Toward this goal, long-term studies were conducted to determine the effects of injectable chondrocytes for the treatment of VUR in vivo.93 Chondrocytes were chosen because the use of autologous cartilage for the treatment of VUR in humans would satisfy all of the requirements for an ideal injectable cell-based therapy. Chondrocytes derived from an ear biopsy can be readily grown and expanded in culture. Neocartilage formation can be achieved in vitro and in vivo by using chondrocytes cultured on synthetic biodegradable polymers. In the VUR experiments, chondrocytes were suspended in an alginate matrix and injected around the vesicoureteral sphincter. In time, normal cartilage replaced the alginate as the alginate slowly degraded. This system was then adapted for the treatment of VUR in a porcine model.94 These studies show that chondrocytes can be easily harvested and combined with alginate in vitro, that the suspension can be easily injected cystoscopically, and that the elastic cartilage tissue formed can correct the VUR without any evidence of obstruction.

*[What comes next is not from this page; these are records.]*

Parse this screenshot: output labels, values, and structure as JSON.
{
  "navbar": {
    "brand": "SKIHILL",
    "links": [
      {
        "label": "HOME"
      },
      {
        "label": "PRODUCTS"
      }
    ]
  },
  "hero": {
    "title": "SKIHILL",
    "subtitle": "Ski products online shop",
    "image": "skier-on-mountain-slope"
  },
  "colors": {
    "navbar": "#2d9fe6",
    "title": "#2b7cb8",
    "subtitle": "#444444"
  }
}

Two multicenter clinical trials were conducted by use of this engineered chondrocyte technology. First, patients with VUR were treated at 10 centers throughout the United States. The patients had a similar success rate as with other injectable substances in terms of cure. Cartilage formation was not noted in patients with treatment failure. Patients who were cured probably had a biocompatible region of engineered autologous tissue present.95 Secondly, patients with urinary incontinence were treated endoscopically with injected chondrocytes at three different medical centers. Phase 1 trials showed an approximate success rate of 80% at 3 and 12 months postoperatively.96

TISSUE THERAPIES

Tissue engineering strategies are often referred to as "growing organs in the laboratory." In these strategies, differentiated cells or stem cells are seeded onto a biomaterial scaffold and this construct is allowed to mature in vitro in a bioreactor for a short time before implantation in vivo. These constructs are designed to replace a malfunctioning organ in its entirety. In recent years, it has been shown that hollow organs, such as the urinary bladder, urethra, and blood vessels, can be successfully engineered in the laboratory, and these successes are described below.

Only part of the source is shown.